Morgen müssen die beteiligten Firmen nach den Londoner Börsenregeln mitteilen, ob sie ihre Pläne weiter verfolgen wollen: Die Megafusion der britischen Waffenschmiede BAE Systems mit dem europäischen Luft- und Raumfahrtkonzern EADS zum weltweit größten Rüstungsunternehmen ist ins Stocken geraten.

Im Falle des Zusammenschlusses von BAE und EADS entstünde im globalen militärisch-industriellen Komplex ein neuer Branchenprimus mit über 220 000 Beschäftigten und einem weltweiten Gesamtumsatz von mehr als 72 Milliarden Euro. Doch das Sperrfeuer gegen die Fusion kommt gleich aus mehreren Richtungen. Erst waren die Verhandlungen zwischen Berlin, Paris und London am vergangenen Freitag ergebnislos abgebrochen worden. Auf deutscher Seite pokerte dabei Lars-Hendrik Röller mit, Wirtschaftsberater von Bundeskanzlerin Angela Merkel. Der britische Verteidigungsminister Philip Hammond forderte anschließend am Wochenende eine deutliche Reduzierung der deutschen und französischen Staatsbeteiligung bei EADS, so dass beide Länder keinen entscheidenden Einfluss mehr auf das anvisierte Gemeinschaftsunternehmen ausüben könnten.

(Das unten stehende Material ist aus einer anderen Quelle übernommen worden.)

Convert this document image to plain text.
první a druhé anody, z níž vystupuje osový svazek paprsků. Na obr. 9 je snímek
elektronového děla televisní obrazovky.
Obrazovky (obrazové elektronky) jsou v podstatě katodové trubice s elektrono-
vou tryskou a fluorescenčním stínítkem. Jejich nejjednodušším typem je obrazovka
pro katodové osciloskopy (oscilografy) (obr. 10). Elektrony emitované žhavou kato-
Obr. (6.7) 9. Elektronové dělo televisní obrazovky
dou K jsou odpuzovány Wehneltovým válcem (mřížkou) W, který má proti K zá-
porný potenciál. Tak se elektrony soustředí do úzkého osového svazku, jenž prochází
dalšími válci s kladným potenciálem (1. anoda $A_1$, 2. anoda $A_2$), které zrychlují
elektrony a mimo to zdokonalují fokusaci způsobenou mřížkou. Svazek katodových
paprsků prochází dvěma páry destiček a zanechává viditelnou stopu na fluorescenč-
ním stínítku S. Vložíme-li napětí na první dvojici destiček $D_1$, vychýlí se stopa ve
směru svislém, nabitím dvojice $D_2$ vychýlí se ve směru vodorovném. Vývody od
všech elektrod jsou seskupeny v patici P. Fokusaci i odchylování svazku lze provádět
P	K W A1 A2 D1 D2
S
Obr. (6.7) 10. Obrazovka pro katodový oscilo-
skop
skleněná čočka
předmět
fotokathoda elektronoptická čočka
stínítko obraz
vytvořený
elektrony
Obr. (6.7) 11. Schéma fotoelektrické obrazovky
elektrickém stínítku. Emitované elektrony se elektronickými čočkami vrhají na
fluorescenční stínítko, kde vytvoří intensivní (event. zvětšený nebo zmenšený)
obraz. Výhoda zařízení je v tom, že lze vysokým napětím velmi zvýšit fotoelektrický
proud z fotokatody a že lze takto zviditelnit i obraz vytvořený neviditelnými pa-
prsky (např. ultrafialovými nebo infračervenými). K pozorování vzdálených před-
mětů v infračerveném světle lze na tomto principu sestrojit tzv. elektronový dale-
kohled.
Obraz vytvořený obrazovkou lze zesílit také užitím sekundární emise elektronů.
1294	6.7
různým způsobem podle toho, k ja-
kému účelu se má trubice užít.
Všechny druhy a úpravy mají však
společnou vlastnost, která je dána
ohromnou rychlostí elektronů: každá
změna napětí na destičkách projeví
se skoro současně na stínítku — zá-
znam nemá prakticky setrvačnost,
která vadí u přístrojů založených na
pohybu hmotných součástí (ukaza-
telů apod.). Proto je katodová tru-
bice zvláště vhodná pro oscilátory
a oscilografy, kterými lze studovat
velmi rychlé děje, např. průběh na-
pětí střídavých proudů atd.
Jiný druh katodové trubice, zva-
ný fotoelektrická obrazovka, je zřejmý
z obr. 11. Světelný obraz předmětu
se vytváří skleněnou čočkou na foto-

Bisher verfügen Frankreich und Deutschland direkt und indirekt über jeweils etwa 22 Prozent der Anteile an der European Aeronautic Defence and Space Company, in der im Jahr 2000 Daimlers damalige Rüstungstochter DASA, die französische Rüstungsfirma Aérospatiale Matra und die spanische CASA aufgingen. Aus Londoner Sicht bilden allerdings schon neun Prozent die »rote Linie«; man befürchtet ansonsten negative Auswirkungen auf dem US-amerikanischen Markt, wo die Anfang 1999 aus dem Zusammenschluss von British Aerospace mit dem US-Hersteller Marconi Electronic Systems entstandene BAE im Unterschied zu EADS bisher gut im tödlichen Geschäft ist und 40 000 Mitarbeiter beschäftigt.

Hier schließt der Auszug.